M. Florencia Camus, Jochen B.W. Wolf, Edward H. Morrow, Damian K. Dowling 

In this study, the authors bred flies containing the same nuclear genome, but different mitochondrial genomes, corresponding to different mitochondrial haplotypes from across the world. In doing this, the authors were able to demonstrate how the mitochondrial genotype can affect the phenotype of the fly, without considering the effect of nuclear DNA.

In 7 of the 13 haplotypes considered, the authors found that mtDNA copy number was increased in females above males, with the effect becoming stronger with age. Conversely (and strikingly), across 9 of the 13 mitochondrial genes tested, mitochondrial gene expression was higher in males, in all 9 genes, across all 13 haplotypes.
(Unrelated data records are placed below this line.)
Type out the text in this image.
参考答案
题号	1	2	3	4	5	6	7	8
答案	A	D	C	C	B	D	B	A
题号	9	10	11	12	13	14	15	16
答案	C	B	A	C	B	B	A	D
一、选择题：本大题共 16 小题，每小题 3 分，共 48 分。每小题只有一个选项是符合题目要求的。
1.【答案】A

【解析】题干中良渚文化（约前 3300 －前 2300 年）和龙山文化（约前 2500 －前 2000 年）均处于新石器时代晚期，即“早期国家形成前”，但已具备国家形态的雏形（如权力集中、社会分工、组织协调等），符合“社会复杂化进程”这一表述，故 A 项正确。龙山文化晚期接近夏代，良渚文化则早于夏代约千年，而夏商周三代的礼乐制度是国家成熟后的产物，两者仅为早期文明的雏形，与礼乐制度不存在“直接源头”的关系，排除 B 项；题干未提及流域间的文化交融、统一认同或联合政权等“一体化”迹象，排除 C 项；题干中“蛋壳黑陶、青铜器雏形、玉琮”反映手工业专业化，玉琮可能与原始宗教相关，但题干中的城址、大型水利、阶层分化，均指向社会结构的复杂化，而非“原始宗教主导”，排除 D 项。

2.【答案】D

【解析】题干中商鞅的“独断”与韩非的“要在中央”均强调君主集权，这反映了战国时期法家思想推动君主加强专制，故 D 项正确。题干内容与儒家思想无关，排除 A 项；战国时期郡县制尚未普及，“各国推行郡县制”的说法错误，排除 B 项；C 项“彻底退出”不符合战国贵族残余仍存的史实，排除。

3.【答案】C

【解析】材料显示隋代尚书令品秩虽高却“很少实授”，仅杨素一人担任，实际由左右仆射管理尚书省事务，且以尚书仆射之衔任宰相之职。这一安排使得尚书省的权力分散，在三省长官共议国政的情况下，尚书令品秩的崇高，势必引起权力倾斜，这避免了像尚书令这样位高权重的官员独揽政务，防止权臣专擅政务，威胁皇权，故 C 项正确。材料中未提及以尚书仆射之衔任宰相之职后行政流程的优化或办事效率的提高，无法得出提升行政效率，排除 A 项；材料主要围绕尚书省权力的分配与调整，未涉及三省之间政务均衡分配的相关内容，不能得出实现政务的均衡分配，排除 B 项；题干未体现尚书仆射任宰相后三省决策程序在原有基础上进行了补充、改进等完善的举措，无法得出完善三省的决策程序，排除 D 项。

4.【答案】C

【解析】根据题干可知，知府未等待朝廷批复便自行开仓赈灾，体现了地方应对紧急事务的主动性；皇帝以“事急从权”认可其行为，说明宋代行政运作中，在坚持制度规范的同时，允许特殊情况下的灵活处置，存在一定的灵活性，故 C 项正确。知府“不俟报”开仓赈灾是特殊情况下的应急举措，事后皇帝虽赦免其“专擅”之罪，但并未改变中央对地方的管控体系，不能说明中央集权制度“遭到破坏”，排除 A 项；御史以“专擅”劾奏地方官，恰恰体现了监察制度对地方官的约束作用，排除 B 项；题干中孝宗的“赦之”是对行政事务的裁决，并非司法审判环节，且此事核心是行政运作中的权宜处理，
The authors found that mean longevity was higher in female flies. This intriguing finding, although only correlative, suggests that differences in the expression of the mitochondrial genome between males and females, may result in increased female longevity, as this may provide a selective advantage for such haplotypes (as mtDNA is maternally inherited). As an additional curiosity, the authors found that the Brownsville haplotype in this nuclear background induces cytoplasmic male sterility (male infertility, due to an interaction between mtDNA and nucleus). This is the only known case in metazoans.

Cellular Heterogeneity in the Level of mtDNA Heteroplasmy in Mouse Embryonic Stem Cells

http://www.sciencedirect.com/science/article/pii/S2211124715011730


Jitesh Neupane, Sabitri Ghimire, Mado Vandewoestyne, Yuechao Lu, Jan Gerris, Rudy Van Coster, Tom Deroo, Dieter Deforce, Stijn Vansteelandt, Petra De Sutter, Björn Heindryckx

Recent work has shown that non-pathological mtDNA variants (haplotypes) can show preferential expansion, in vivo. This is contrary to the common belief that nonpathological mutations exhibit neutral genetic drift. The authors of this study sought to study this phenomenon at the single-cell level using Mouse Embryonic Stem Cells (ESCs).

The authors established sets of cell lines, with differing proportions of two mtDNA haplotypes (NZB and BALB). The parental mice were themselves heteroplasmic in these two mtDNA haplotypes. By successive passage of the cells, the authors measure the ratio of the two haplotypes (heteroplasmy) with time. They find that, regardless of the initial ratio, the NZB haplotype tends to dominate over BALB with time (~12% over 30 passages), in this system. Furthermore, upon differentiation, cells tended to become more heterogeneous in heteroplasmy, and tended to shift back in heteroplasmy towards BALB (~8% reduction).

The results are significant, as they show that apparently neutral haplotypes have some kind of selective pressure. These dynamics are not necessarily straightforward, and seem to have some dependence on the system under study.